The part most people don't talk about
I used to believe there was a real trade-off between ambition and life. If I wanted to build something big, I had to sacrifice time with family, hobbies, health, the stuff that actually matters.
I don't believe that anymore.
You can build something meaningful, make great money, and still be present. Not because the work is easier, it isn't, but because the leverage is higher, the friction is lower, and the control sits with you.
The ability to have it all is genuinely possible now, if you're in control. And the people in control are the self-employed, the entrepreneurs, the people creating things.
The part I'm cautious about
This isn't all upside, and I want to be honest about that.
The people most at risk aren't founders. They're employees. I've written a separate piece directly for them.
The split that's coming
AI-enabled workers
Multiply their output. Irreplaceable.
Everyone else
Ignore AI. Get replaced.
If you're an employee reading this, I'd really encourage you to spend some time exploring what AI can do for your current role. Not because your job is going away tomorrow, but because the gap between AI-enabled workers and everyone else is going to widen fast.
What triggered the “no employees” thesis
It wasn't a single moment. It was my operating rhythm.
I realised my current business can generate tens of thousands of dollars a day or a week, and my time isn't the constraint. Execution isn't the constraint.
The question changed
If time isn't the bottleneck, what is?
Judgment. What to build, what to test, what to prioritise, what to walk away from.
AI can execute. It still can't decide what matters. That's the job now.
Advice for anyone who just exited
Don't rush into the next thing. That pressure is real, and it's dangerous.

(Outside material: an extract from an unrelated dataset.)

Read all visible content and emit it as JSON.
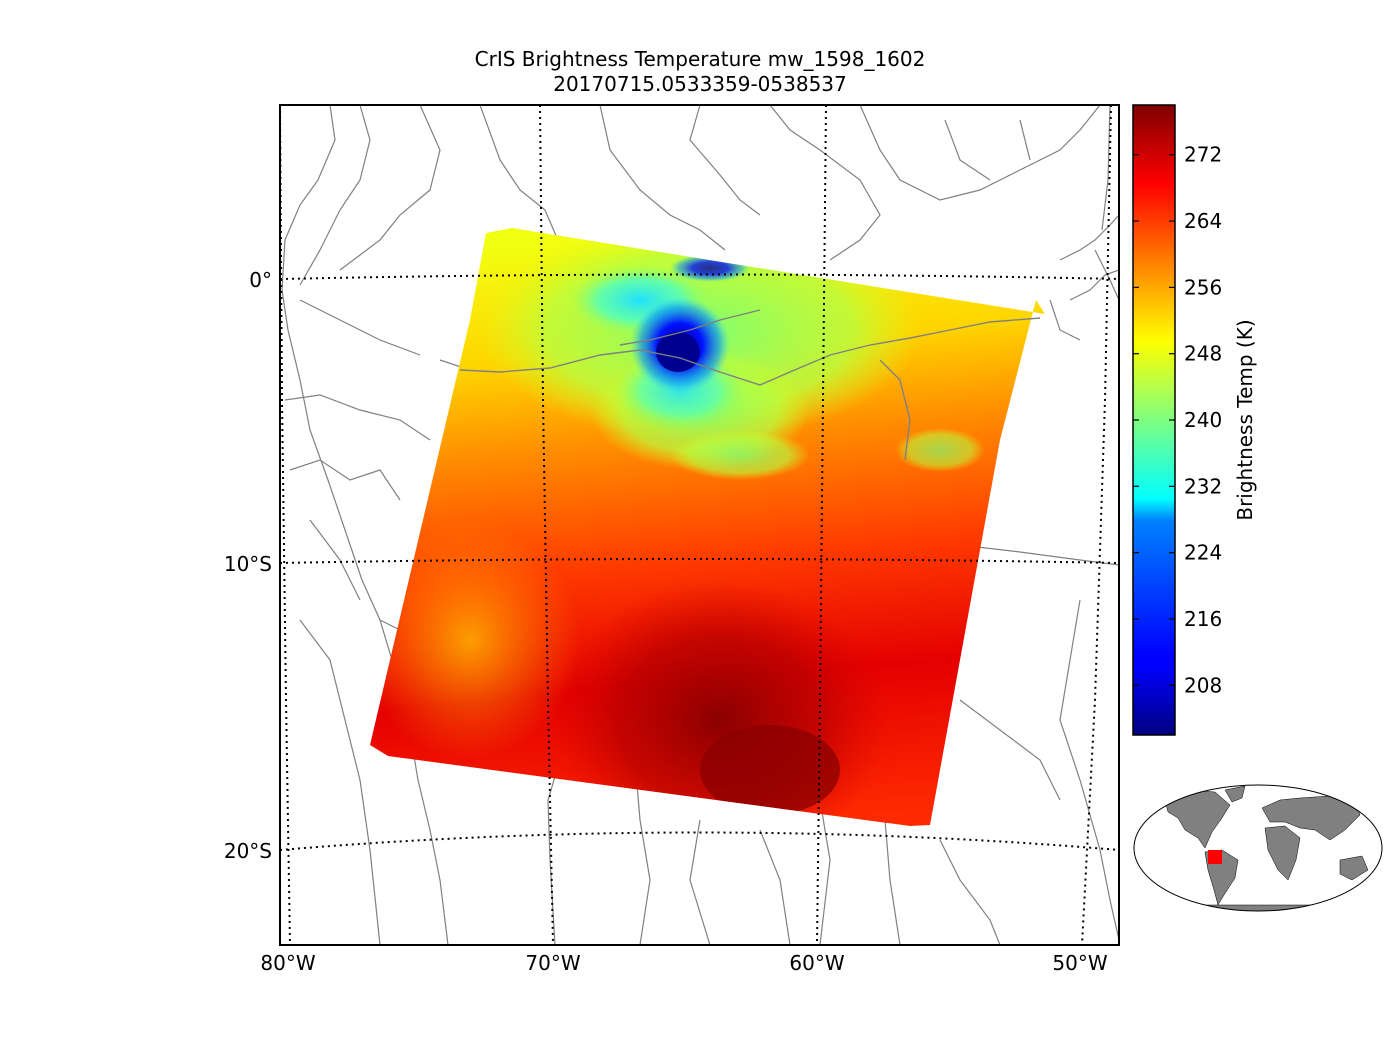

Picking the wrong path isn't neutral. It compounds in the wrong direction. You can lose years. And more importantly, you can miss the right opportunity entirely because you committed to the wrong one too quickly.
Instead, ask yourself
What do I actually want now?
What kind of business fits the life I've got?
What game is worth playing for the next five to ten years?
Because at this stage, you don't need another business. You need the right one. And the only way to find that is to give yourself enough space to figure out how the game has actually changed.
The bottom line
That two-year pause didn't slow me down. It compressed my next three to five years into six months. Because when I came back to building, I wasn't just building a business. I was building it with leverage most people don't have yet.
The biggest risk after an exit isn't doing nothing. It's committing too quickly to something that isn't worth your next decade. Choose a pursuit worthy of the next decade.
The best thing I did after selling Coconut Bowls wasn't starting something new. It was giving myself enough space to learn how the game had changed.